2022年春に経営者が覚えておきたい法改正まとめ

桜の便りが聞かれる春は年度が代わり、法律が改正されます。2022年(令和4年)4月1日には、「改正育児・介護休業法」の施行や「短時間労働者に対する社会保険の適用拡大」などが予定されています。2022年春に行われる人事労務分野に関する法改正や、今後の法改正に関連した注目すべき動きについて、社会保険労務士法人シグナル代表の有馬美帆さんが解説します。

改正育児・介護休業法は4月と10月の二段階で施行!

社長: 「もうすぐ4月ですが、今年2022年の法改正などで特に知っておくべきことがあるでしょうか?」

社労士: 「そうですねえ。この機会に改めて今年の人事労務分野に関する法改正事項について、ポイントをご説明しますね」

社長: 「そうしていただけると助かります!」

今回は、経営者や人事労務担当者の方々向けに、2022年4月1日以降に施行される法改正事項のうち、特に重要と思われるものをお伝えします。

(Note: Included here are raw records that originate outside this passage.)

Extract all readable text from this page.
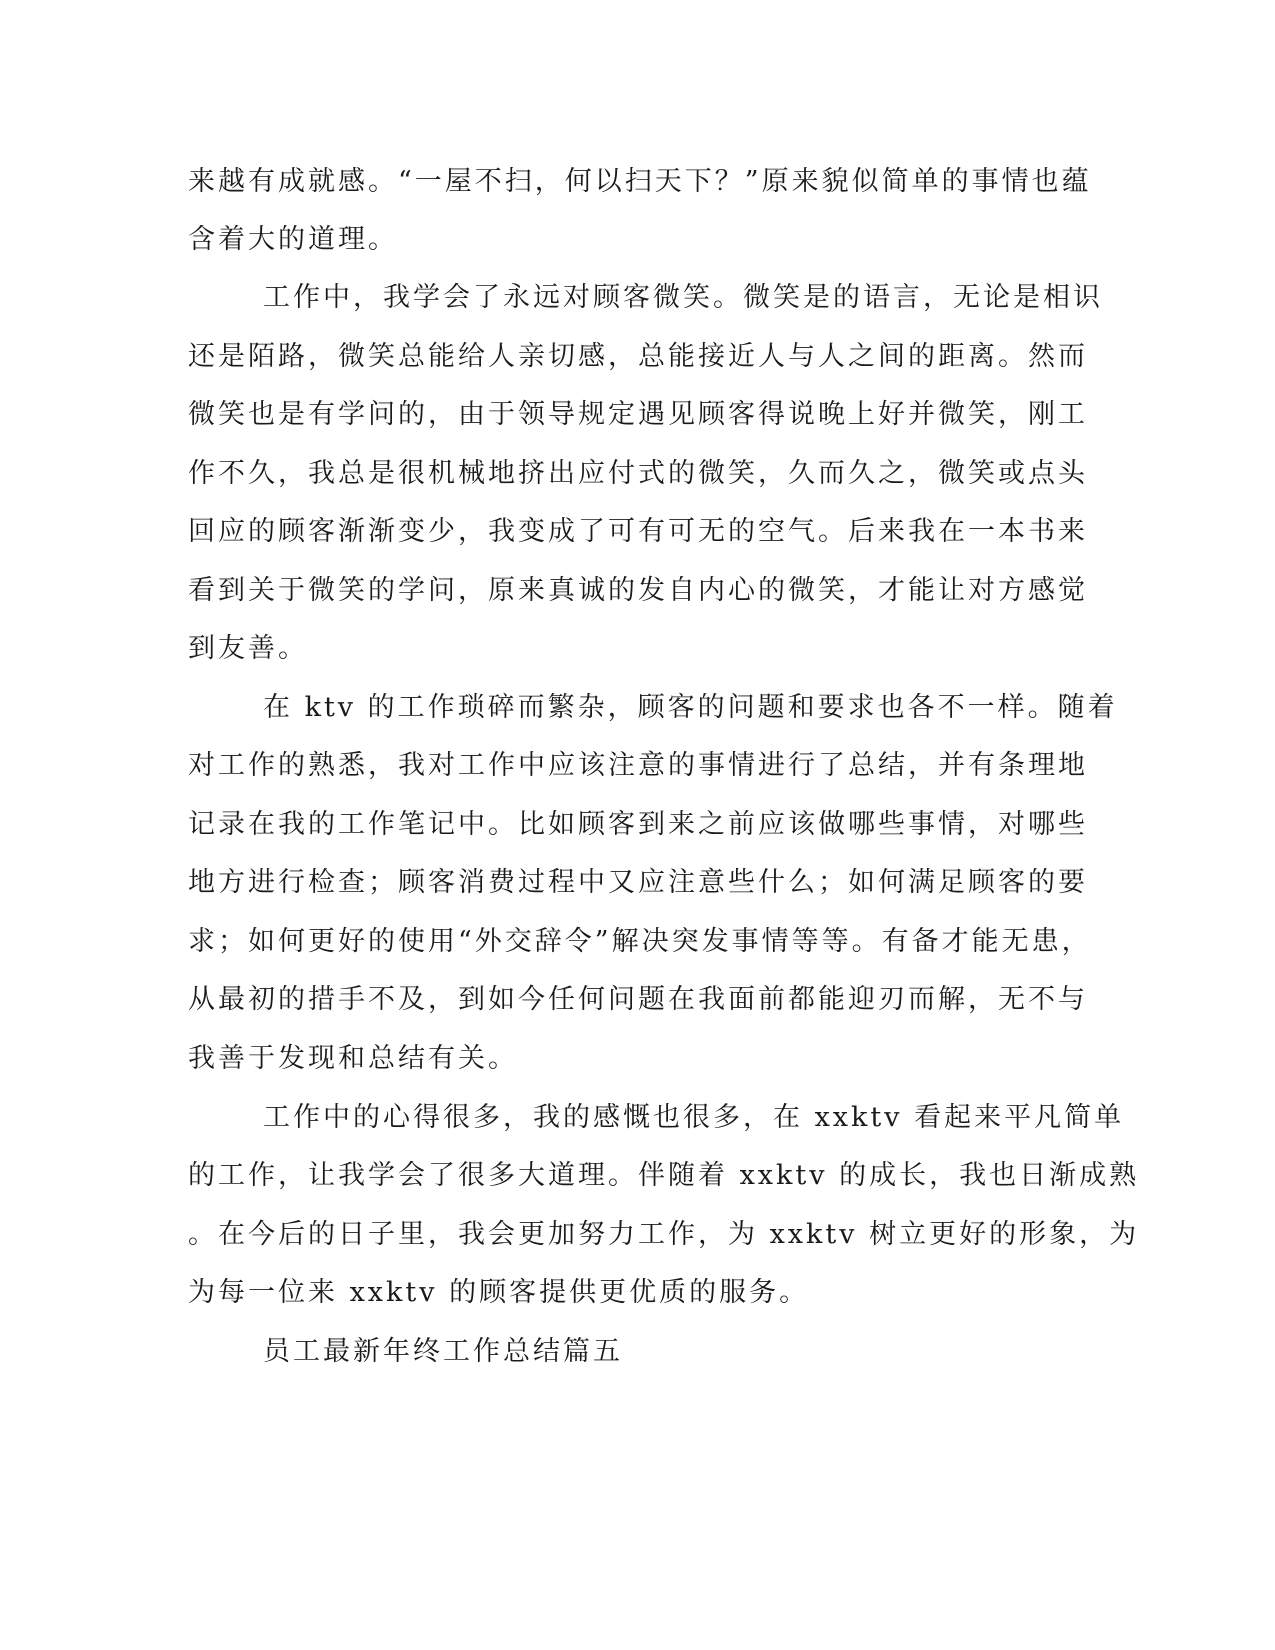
来越有成就感。“一屋不扫，何以扫天下？”原来貌似简单的事情也蕴
含着大的道理。
工作中，我学会了永远对顾客微笑。微笑是的语言，无论是相识
还是陌路，微笑总能给人亲切感，总能接近人与人之间的距离。然而
微笑也是有学问的，由于领导规定遇见顾客得说晚上好并微笑，刚工
作不久，我总是很机械地挤出应付式的微笑，久而久之，微笑或点头
回应的顾客渐渐变少，我变成了可有可无的空气。后来我在一本书来
看到关于微笑的学问，原来真诚的发自内心的微笑，才能让对方感觉
到友善。
在 ktv 的工作琐碎而繁杂，顾客的问题和要求也各不一样。随着
对工作的熟悉，我对工作中应该注意的事情进行了总结，并有条理地
记录在我的工作笔记中。比如顾客到来之前应该做哪些事情，对哪些
地方进行检查；顾客消费过程中又应注意些什么；如何满足顾客的要
求；如何更好的使用“外交辞令”解决突发事情等等。有备才能无患，
从最初的措手不及，到如今任何问题在我面前都能迎刃而解，无不与
我善于发现和总结有关。
工作中的心得很多，我的感慨也很多，在 xxktv 看起来平凡简单
的工作，让我学会了很多大道理。伴随着 xxktv 的成长，我也日渐成熟
。在今后的日子里，我会更加努力工作，为 xxktv 树立更好的形象，为
为每一位来 xxktv 的顾客提供更优质的服务。
员工最新年终工作总结篇五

育児・介護休業法は2022年の法改正事項のメインといってもよいほどの大改正です。今回の改正は、2022年中に「4月1日施行の改正事項」、「10月1日施行の改正事項」と、二段階の対応が必要になります。

まず、4月施行での対応の中心は、育児休業等に関する「個別周知」と「意向確認」のための制度整備になります。従業員とその配偶者が妊娠又は出産した場合に、従業員に対して個別に育児休業等に関する制度について周知し、育児休業等の申出に関する意向を確認することが義務化されます。